Server Response To SMTP Client EHLO Command Results In Buffer Overrun (Q326322)

Published: July 24, 2002 | Updated: July 25, 2002

Version: 1.1

Originally posted: July 24, 2002

Summary

Who should read this bulletin:
System administrators using Microsoft® Exchange Server 5.5.

Impact of vulnerability:
Ability to run arbitrary code

Maximum Severity Rating:
Moderate

Recommendation:
System administrators should consider applying the patch.

Affected Software:

  • Microsoft Exchange Server 5.5

General Information

Technical description:

The Internet Mail Connector (IMC) enables Microsoft Exchange Server to communicate with other mail servers via SMTP. When the IMC receives an SMTP extended Hello (EHLO) protocol command from a connecting SMTP server, it responds by sending a status reply that starts with the following:

250-<Exchange server ID>Hello<Connecting server ID>

Where:

  • <Exchange server ID> is the fully-qualified domain name (FQDN) of the Exchange server
  • <Connecting server ID> is either the FQDN or the IP address of the server that initiated the connection. The FQDN would be used if the Exchange5.5 IMC is able to resolve this information through a reverse DNS lookup; the IP address would be used if a reverse DNS lookup was not possible or failed to resolve the connecting servers IP address.

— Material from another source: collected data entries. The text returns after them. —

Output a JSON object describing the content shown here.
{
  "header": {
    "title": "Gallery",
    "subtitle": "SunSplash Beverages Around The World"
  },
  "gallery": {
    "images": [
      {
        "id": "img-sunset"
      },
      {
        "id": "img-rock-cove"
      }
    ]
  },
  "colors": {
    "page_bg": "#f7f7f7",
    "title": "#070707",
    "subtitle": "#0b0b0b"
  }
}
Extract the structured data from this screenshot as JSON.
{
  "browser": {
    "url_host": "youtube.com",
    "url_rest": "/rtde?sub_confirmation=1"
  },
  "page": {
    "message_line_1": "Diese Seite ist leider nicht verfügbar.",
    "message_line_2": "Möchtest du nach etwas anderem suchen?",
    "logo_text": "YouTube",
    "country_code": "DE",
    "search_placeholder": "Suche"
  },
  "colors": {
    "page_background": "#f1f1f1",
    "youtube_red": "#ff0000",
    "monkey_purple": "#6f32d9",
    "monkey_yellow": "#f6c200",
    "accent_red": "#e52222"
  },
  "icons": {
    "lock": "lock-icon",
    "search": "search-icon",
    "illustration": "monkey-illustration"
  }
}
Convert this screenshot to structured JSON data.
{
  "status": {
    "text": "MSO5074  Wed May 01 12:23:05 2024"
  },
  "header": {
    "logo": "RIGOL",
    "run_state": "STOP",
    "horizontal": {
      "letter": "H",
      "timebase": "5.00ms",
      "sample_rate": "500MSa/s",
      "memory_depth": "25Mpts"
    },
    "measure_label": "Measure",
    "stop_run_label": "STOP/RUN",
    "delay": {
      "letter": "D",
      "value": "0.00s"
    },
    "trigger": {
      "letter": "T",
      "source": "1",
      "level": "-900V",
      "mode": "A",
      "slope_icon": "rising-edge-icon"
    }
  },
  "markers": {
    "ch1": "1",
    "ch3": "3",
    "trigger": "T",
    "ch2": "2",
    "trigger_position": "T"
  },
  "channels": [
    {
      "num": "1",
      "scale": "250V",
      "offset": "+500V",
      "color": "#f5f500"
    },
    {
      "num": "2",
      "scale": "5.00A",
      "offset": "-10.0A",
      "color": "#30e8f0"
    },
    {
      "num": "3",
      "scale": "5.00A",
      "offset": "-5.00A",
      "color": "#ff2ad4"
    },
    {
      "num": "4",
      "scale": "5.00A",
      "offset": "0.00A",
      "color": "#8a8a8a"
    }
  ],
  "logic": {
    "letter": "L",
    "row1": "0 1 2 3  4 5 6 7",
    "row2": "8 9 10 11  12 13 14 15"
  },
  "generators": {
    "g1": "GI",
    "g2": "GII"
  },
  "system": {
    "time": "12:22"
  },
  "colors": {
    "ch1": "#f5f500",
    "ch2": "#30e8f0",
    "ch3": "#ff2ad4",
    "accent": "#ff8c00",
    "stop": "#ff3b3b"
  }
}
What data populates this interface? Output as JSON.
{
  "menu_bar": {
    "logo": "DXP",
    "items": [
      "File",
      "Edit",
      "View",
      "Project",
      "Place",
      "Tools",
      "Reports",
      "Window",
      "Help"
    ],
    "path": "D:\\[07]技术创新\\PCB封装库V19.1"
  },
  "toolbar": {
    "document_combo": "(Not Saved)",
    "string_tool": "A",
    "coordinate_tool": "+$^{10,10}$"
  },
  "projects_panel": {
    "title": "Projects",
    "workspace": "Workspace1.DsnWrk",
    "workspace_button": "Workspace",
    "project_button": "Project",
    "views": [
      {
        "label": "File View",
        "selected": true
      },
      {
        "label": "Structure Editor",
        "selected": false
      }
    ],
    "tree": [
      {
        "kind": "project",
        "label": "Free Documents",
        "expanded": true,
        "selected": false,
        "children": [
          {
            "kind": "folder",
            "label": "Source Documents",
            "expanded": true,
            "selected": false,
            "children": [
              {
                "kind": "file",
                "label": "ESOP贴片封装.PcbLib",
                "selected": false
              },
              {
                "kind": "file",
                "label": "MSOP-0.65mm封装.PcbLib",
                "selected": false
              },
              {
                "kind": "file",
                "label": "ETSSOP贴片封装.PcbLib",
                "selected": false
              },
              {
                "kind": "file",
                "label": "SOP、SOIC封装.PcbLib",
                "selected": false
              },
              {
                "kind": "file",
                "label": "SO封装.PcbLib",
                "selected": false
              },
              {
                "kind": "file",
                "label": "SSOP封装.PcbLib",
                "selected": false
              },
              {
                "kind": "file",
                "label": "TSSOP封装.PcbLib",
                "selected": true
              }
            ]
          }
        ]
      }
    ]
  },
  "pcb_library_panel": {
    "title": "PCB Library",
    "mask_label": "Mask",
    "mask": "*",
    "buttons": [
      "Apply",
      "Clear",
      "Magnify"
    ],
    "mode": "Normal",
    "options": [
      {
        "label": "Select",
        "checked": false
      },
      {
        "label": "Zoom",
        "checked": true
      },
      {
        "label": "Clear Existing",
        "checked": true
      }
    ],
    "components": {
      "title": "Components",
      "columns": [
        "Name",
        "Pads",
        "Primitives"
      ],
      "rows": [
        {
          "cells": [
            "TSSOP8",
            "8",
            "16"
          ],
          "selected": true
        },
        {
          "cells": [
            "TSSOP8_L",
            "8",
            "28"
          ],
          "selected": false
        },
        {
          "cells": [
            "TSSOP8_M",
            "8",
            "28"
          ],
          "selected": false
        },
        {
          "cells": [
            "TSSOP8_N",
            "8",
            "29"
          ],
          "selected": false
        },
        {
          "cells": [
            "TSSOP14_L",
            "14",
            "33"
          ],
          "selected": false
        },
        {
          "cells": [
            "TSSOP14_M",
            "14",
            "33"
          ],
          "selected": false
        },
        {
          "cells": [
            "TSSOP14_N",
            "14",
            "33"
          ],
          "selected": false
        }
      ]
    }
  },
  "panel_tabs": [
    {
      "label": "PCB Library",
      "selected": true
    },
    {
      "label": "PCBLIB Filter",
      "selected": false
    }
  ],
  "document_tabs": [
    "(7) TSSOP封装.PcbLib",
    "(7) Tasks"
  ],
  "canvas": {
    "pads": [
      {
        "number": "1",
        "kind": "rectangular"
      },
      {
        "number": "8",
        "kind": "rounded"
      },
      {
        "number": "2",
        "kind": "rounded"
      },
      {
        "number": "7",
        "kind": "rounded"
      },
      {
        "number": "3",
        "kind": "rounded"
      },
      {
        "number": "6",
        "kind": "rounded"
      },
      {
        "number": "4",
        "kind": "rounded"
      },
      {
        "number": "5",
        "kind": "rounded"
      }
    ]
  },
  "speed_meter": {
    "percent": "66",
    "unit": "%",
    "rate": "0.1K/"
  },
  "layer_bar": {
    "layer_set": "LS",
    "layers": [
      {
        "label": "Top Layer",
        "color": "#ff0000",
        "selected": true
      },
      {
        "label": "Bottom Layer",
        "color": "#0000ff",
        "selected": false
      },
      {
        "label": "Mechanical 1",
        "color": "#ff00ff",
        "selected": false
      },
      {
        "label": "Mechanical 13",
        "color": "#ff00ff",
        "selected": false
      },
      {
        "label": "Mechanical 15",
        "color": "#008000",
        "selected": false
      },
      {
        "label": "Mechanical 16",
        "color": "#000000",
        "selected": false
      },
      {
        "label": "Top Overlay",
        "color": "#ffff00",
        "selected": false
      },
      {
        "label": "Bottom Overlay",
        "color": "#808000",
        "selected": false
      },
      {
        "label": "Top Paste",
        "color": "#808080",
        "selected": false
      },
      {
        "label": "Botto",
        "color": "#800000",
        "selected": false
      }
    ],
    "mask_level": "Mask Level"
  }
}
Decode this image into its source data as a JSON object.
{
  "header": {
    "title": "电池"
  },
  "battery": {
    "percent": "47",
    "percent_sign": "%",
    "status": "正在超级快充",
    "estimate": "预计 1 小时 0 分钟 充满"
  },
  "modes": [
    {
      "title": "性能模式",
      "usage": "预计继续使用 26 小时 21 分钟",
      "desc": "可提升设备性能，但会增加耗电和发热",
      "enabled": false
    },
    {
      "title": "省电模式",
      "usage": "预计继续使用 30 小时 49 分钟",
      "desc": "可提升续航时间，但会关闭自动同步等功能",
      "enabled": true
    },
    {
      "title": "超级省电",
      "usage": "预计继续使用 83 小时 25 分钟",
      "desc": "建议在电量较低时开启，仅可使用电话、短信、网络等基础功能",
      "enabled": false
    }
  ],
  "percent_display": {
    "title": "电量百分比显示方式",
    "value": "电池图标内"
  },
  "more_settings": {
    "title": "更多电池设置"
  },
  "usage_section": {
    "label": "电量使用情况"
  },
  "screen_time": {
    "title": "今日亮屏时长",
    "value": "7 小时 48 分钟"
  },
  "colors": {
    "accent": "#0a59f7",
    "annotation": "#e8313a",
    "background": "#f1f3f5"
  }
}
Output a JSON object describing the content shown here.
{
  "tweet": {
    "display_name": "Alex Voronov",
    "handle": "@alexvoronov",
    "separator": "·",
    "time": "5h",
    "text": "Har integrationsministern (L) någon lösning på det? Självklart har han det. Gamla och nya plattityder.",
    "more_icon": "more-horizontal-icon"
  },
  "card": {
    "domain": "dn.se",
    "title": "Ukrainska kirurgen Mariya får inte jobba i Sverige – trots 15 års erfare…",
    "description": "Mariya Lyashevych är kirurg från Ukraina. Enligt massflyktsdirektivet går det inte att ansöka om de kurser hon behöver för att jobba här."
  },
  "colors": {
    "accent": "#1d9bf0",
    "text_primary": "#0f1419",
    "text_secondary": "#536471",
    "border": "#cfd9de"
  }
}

A security vulnerability results because of an unchecked buffer in the IMC code that generates the response to the EHLO protocol command. If the total length of the message exceeds a particular value, the data would overrun the buffer. If the buffer were overrun with random data, it would result in the failure of the IMC. If, however, the buffer were overrun with carefully chosen data, it could be possible for the attacker to run code in the security context of the IMC, which runs as Exchange5.5 Service Account.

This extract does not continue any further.